There are enough TV shows, books, websites, smartphone apps, and gyms and yoga salons nationwide that you would think that most people have basic information about health and fitness. They don't. Misinformation about fitness and health is still widespread.
A poll has found that most Americans lack a basic knowledge of health and exercise. The average score on the poll, sponsored by the fitness equipment maker Nautilus, was 42 out of 100.
More than 1,000 people took the pool and almost three in four did not know that a person has to burn 3,500 calories to lose a pound of fat. Only four in ten knew that an egg is a healthy source of protein. Weight training confuses a lot of people. Only 13% know that women who weight train will not bulk up like men do. About 45% think that weight training can turn fat into muscle.
On the bright side, almost three in four people knew that running a mile burns more calories than walking a mile, and 67% understood that resting heart rate is a good indicator of aerobic fitness, which makes the heart stronger and more efficient.
Forty-five percent selected morning as the most effective time of day to exercise, but afternoon or evening is just as good.
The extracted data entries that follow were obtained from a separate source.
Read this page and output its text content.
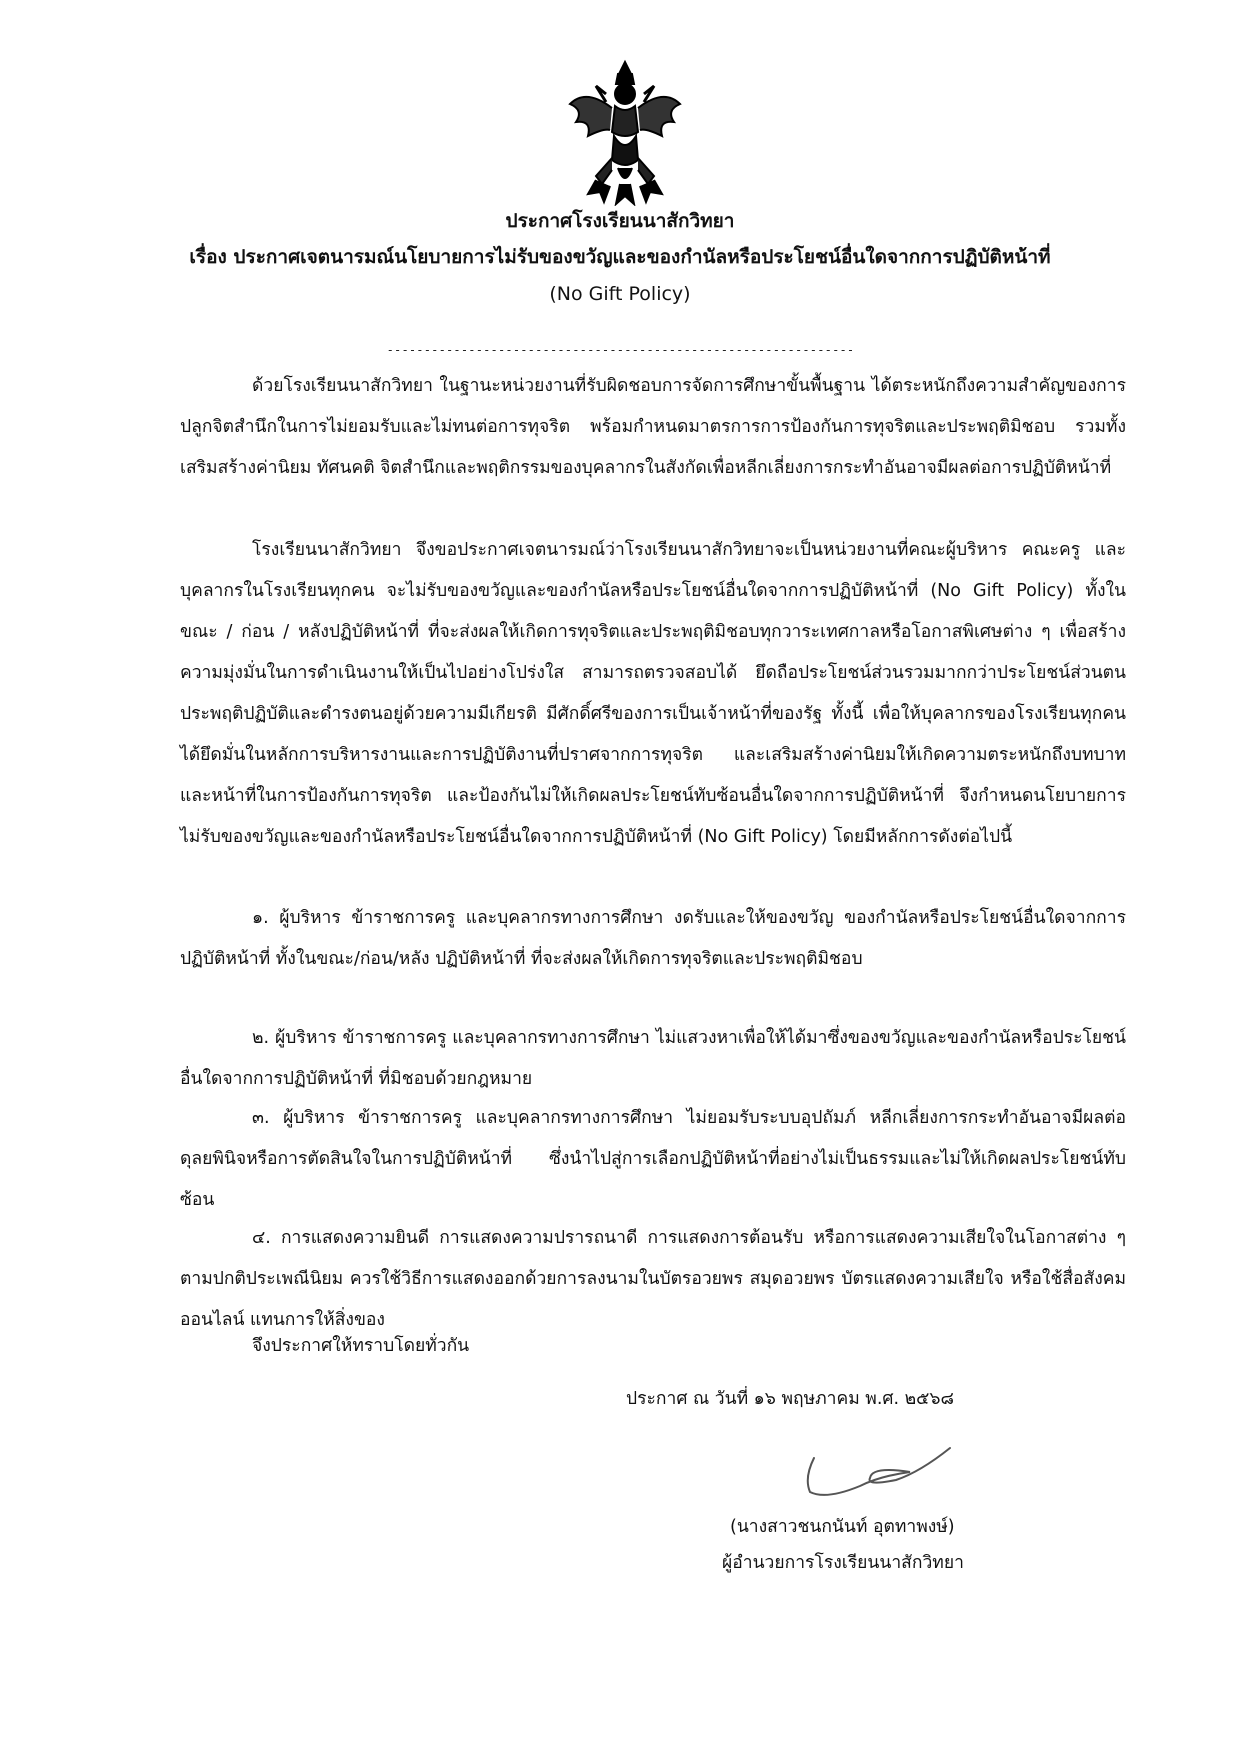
ประกาศโรงเรียนนาสักวิทยา
เรื่อง ประกาศเจตนารมณ์นโยบายการไม่รับของขวัญและของกำนัลหรือประโยชน์อื่นใดจากการปฏิบัติหน้าที่
(No Gift Policy)
---------------------------------------------------------------

ด้วยโรงเรียนนาสักวิทยา ในฐานะหน่วยงานที่รับผิดชอบการจัดการศึกษาขั้นพื้นฐาน ได้ตระหนักถึงความสำคัญของการปลูกจิตสำนึกในการไม่ยอมรับและไม่ทนต่อการทุจริต พร้อมกำหนดมาตรการการป้องกันการทุจริตและประพฤติมิชอบ รวมทั้งเสริมสร้างค่านิยม ทัศนคติ จิตสำนึกและพฤติกรรมของบุคลากรในสังกัดเพื่อหลีกเลี่ยงการกระทำอันอาจมีผลต่อการปฏิบัติหน้าที่

โรงเรียนนาสักวิทยา จึงขอประกาศเจตนารมณ์ว่าโรงเรียนนาสักวิทยาจะเป็นหน่วยงานที่คณะผู้บริหาร คณะครู และบุคลากรในโรงเรียนทุกคน จะไม่รับของขวัญและของกำนัลหรือประโยชน์อื่นใดจากการปฏิบัติหน้าที่ (No Gift Policy) ทั้งในขณะ / ก่อน / หลังปฏิบัติหน้าที่ ที่จะส่งผลให้เกิดการทุจริตและประพฤติมิชอบทุกวาระเทศกาลหรือโอกาสพิเศษต่าง ๆ เพื่อสร้างความมุ่งมั่นในการดำเนินงานให้เป็นไปอย่างโปร่งใส สามารถตรวจสอบได้ ยึดถือประโยชน์ส่วนรวมมากกว่าประโยชน์ส่วนตน ประพฤติปฏิบัติและดำรงตนอยู่ด้วยความมีเกียรติ มีศักดิ์ศรีของการเป็นเจ้าหน้าที่ของรัฐ ทั้งนี้ เพื่อให้บุคลากรของโรงเรียนทุกคน ได้ยึดมั่นในหลักการบริหารงานและการปฏิบัติงานที่ปราศจากการทุจริต และเสริมสร้างค่านิยมให้เกิดความตระหนักถึงบทบาทและหน้าที่ในการป้องกันการทุจริต และป้องกันไม่ให้เกิดผลประโยชน์ทับซ้อนอื่นใดจากการปฏิบัติหน้าที่ จึงกำหนดนโยบายการไม่รับของขวัญและของกำนัลหรือประโยชน์อื่นใดจากการปฏิบัติหน้าที่ (No Gift Policy) โดยมีหลักการดังต่อไปนี้

๑. ผู้บริหาร ข้าราชการครู และบุคลากรทางการศึกษา งดรับและให้ของขวัญ ของกำนัลหรือประโยชน์อื่นใดจากการปฏิบัติหน้าที่ ทั้งในขณะ/ก่อน/หลัง ปฏิบัติหน้าที่ ที่จะส่งผลให้เกิดการทุจริตและประพฤติมิชอบ

๒. ผู้บริหาร ข้าราชการครู และบุคลากรทางการศึกษา ไม่แสวงหาเพื่อให้ได้มาซึ่งของขวัญและของกำนัลหรือประโยชน์อื่นใดจากการปฏิบัติหน้าที่ ที่มิชอบด้วยกฎหมาย

๓. ผู้บริหาร ข้าราชการครู และบุคลากรทางการศึกษา ไม่ยอมรับระบบอุปถัมภ์ หลีกเลี่ยงการกระทำอันอาจมีผลต่อดุลยพินิจหรือการตัดสินใจในการปฏิบัติหน้าที่ ซึ่งนำไปสู่การเลือกปฏิบัติหน้าที่อย่างไม่เป็นธรรมและไม่ให้เกิดผลประโยชน์ทับซ้อน

๔. การแสดงความยินดี การแสดงความปรารถนาดี การแสดงการต้อนรับ หรือการแสดงความเสียใจในโอกาสต่าง ๆ ตามปกติประเพณีนิยม ควรใช้วิธีการแสดงออกด้วยการลงนามในบัตรอวยพร สมุดอวยพร บัตรแสดงความเสียใจ หรือใช้สื่อสังคมออนไลน์ แทนการให้สิ่งของ

จึงประกาศให้ทราบโดยทั่วกัน

ประกาศ ณ วันที่ ๑๖ พฤษภาคม พ.ศ. ๒๕๖๘
(นางสาวชนกนันท์ อุตทาพงษ์)
ผู้อำนวยการโรงเรียนนาสักวิทยา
While men and women were equally misinformed, young adults 18 to 24 scored highest. Older Americans, 65 years and older, had the lowest marks, but this may be because what was taught in health and physical education classes years ago is now out of date because the science of exercise has been studied more since then.
The Internet can be a boon and a boondoggle. There is a lot of information about health and fitness that is easy to find, but not all of it is correct.